Lessons and perspectives for applications of stochastic models in biological and cancer research.

作者信息

Sabino Alan U, Vasconcelos Miguel Fs, Sittoni Misaki Yamada, Lautenschlager Willian W, Queiroga Alexandre S, Morais Mauro Cc, Ramos Alexandre F

机构信息

Escola de Artes Ciências e Humanidades (EACH), Universidade de Sao Paulo, Sao Paulo, SP, BR.

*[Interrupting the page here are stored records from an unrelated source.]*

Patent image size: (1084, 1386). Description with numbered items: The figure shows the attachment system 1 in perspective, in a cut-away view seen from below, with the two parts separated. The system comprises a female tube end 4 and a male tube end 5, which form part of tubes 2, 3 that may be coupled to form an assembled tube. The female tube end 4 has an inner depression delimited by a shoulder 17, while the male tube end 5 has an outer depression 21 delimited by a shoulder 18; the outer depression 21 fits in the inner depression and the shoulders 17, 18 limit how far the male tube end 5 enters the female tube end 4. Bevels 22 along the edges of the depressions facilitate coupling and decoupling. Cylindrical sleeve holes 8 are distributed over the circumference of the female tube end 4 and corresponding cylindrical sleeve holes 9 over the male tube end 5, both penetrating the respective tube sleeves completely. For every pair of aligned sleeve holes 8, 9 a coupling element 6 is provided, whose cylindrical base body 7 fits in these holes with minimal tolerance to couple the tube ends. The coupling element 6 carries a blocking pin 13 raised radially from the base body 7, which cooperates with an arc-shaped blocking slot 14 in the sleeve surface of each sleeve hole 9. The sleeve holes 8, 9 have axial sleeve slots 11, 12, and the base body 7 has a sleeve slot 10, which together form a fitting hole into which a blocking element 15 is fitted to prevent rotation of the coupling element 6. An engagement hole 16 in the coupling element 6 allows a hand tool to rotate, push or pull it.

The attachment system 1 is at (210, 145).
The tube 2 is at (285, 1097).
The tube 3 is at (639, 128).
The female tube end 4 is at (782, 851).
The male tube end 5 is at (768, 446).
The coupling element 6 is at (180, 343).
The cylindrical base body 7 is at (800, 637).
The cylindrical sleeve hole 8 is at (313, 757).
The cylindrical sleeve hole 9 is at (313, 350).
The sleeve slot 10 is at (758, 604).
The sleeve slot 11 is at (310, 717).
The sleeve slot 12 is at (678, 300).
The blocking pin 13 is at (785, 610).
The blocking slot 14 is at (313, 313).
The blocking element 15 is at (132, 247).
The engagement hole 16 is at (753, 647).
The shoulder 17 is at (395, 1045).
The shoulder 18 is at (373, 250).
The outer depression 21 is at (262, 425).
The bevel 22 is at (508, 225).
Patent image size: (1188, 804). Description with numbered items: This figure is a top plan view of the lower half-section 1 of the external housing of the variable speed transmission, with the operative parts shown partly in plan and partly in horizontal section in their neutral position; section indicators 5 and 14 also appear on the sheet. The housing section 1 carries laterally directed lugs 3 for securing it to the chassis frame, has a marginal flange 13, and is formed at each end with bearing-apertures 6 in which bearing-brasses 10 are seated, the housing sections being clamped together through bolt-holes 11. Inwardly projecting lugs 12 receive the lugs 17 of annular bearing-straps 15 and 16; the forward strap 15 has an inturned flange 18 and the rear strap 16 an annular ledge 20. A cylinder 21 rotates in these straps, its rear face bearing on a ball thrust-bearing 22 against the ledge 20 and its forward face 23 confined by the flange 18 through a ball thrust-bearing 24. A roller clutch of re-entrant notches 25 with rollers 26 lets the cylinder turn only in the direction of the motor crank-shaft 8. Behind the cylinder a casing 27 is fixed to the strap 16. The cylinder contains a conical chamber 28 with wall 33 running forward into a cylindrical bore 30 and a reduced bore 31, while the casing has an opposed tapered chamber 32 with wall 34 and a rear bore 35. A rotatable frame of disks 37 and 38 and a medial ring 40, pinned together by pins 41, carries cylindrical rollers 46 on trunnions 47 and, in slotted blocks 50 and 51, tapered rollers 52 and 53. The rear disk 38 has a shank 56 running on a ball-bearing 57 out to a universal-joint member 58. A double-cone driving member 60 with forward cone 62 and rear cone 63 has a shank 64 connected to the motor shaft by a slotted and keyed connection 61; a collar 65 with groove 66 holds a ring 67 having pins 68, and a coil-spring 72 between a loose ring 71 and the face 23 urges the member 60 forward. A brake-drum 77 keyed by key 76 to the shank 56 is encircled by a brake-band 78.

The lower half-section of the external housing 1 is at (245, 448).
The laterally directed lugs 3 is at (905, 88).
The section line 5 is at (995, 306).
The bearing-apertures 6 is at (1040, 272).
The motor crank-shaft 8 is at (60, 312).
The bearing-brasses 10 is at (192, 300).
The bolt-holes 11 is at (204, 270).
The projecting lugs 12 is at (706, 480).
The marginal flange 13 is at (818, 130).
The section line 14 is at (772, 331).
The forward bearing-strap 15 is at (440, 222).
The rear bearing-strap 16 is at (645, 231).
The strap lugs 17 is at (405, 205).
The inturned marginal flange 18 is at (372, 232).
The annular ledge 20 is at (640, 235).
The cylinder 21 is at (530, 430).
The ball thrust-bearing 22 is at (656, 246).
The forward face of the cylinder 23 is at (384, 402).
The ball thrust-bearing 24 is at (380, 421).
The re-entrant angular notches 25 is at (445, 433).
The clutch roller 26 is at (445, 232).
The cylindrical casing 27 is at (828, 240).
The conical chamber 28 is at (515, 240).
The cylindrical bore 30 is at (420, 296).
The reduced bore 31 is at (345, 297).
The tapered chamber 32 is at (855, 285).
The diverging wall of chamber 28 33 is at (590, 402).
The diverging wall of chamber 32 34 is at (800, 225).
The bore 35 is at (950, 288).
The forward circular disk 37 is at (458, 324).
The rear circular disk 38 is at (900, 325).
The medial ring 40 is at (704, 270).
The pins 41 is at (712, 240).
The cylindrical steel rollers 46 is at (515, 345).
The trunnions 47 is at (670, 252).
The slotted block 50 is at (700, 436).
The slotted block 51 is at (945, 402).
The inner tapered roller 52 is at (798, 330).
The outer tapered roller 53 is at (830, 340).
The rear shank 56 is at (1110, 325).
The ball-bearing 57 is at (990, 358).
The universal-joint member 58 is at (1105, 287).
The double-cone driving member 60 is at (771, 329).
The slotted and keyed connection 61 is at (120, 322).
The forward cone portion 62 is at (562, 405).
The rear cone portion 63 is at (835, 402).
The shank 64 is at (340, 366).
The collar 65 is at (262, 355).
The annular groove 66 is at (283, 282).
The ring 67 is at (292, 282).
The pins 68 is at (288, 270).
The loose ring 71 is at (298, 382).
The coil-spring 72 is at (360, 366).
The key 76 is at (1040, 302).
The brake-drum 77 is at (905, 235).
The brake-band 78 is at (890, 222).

Departamento de Radiologia e Oncologia, Instituto do Cancer do Estado de Sao Paulo (ICESP), Faculdade de Medicina FMUSP, Universidade de Sao Paulo, Sao Paulo, SP, BR.

出版信息

Clinics (Sao Paulo). 2018 Sep 21;73(suppl 1):e536s. doi: 10.6061/clinics/2018/e536s.

Abstract

The effects of randomness, an unavoidable feature of intracellular environments, are observed at higher hierarchical levels of living matter organization, such as cells, tissues, and organisms. Additionally, the many compounds interacting as a well-orchestrated network of reactions increase the difficulties of assessing these systems using only experiments. This limitation indicates that elucidation of the dynamics of biological systems is a complex task that will benefit from the establishment of principles to help describe, categorize, and predict the behavior of these systems. The theoretical machinery already available, or ones to be discovered to help solve biological problems, might play an important role in these processes. Here, we demonstrate the application of theoretical tools by discussing some biological problems that we have approached mathematically: fluctuations in gene expression and cell proliferation in the context of loss of contact inhibition. We discuss the methods that have been employed to provide the reader with a biologically motivated phenomenological perspective of the use of theoretical methods. Finally, we end this review with a discussion of new research perspectives motivated by our results.

摘要

随机性作为细胞内环境不可避免的一个特征,其影响在生物组织的更高层次,如细胞、组织和生物体中都能观察到。此外,众多化合物作为一个精心编排的反应网络相互作用,增加了仅通过实验来评估这些系统的难度。这一局限性表明,阐明生物系统的动力学是一项复杂的任务,而建立有助于描述、分类和预测这些系统行为的原理将对此有所助益。现有的理论工具,或者有待发现的有助于解决生物学问题的工具,可能在这些过程中发挥重要作用。在此,我们通过讨论一些我们已用数学方法处理的生物学问题来展示理论工具的应用:接触抑制丧失情况下的基因表达波动和细胞增殖。我们讨论了所采用的方法,以便为读者提供一个从生物学角度出发对理论方法应用的现象学观点。最后,我们以对由我们的结果所激发的新研究视角的讨论来结束这篇综述。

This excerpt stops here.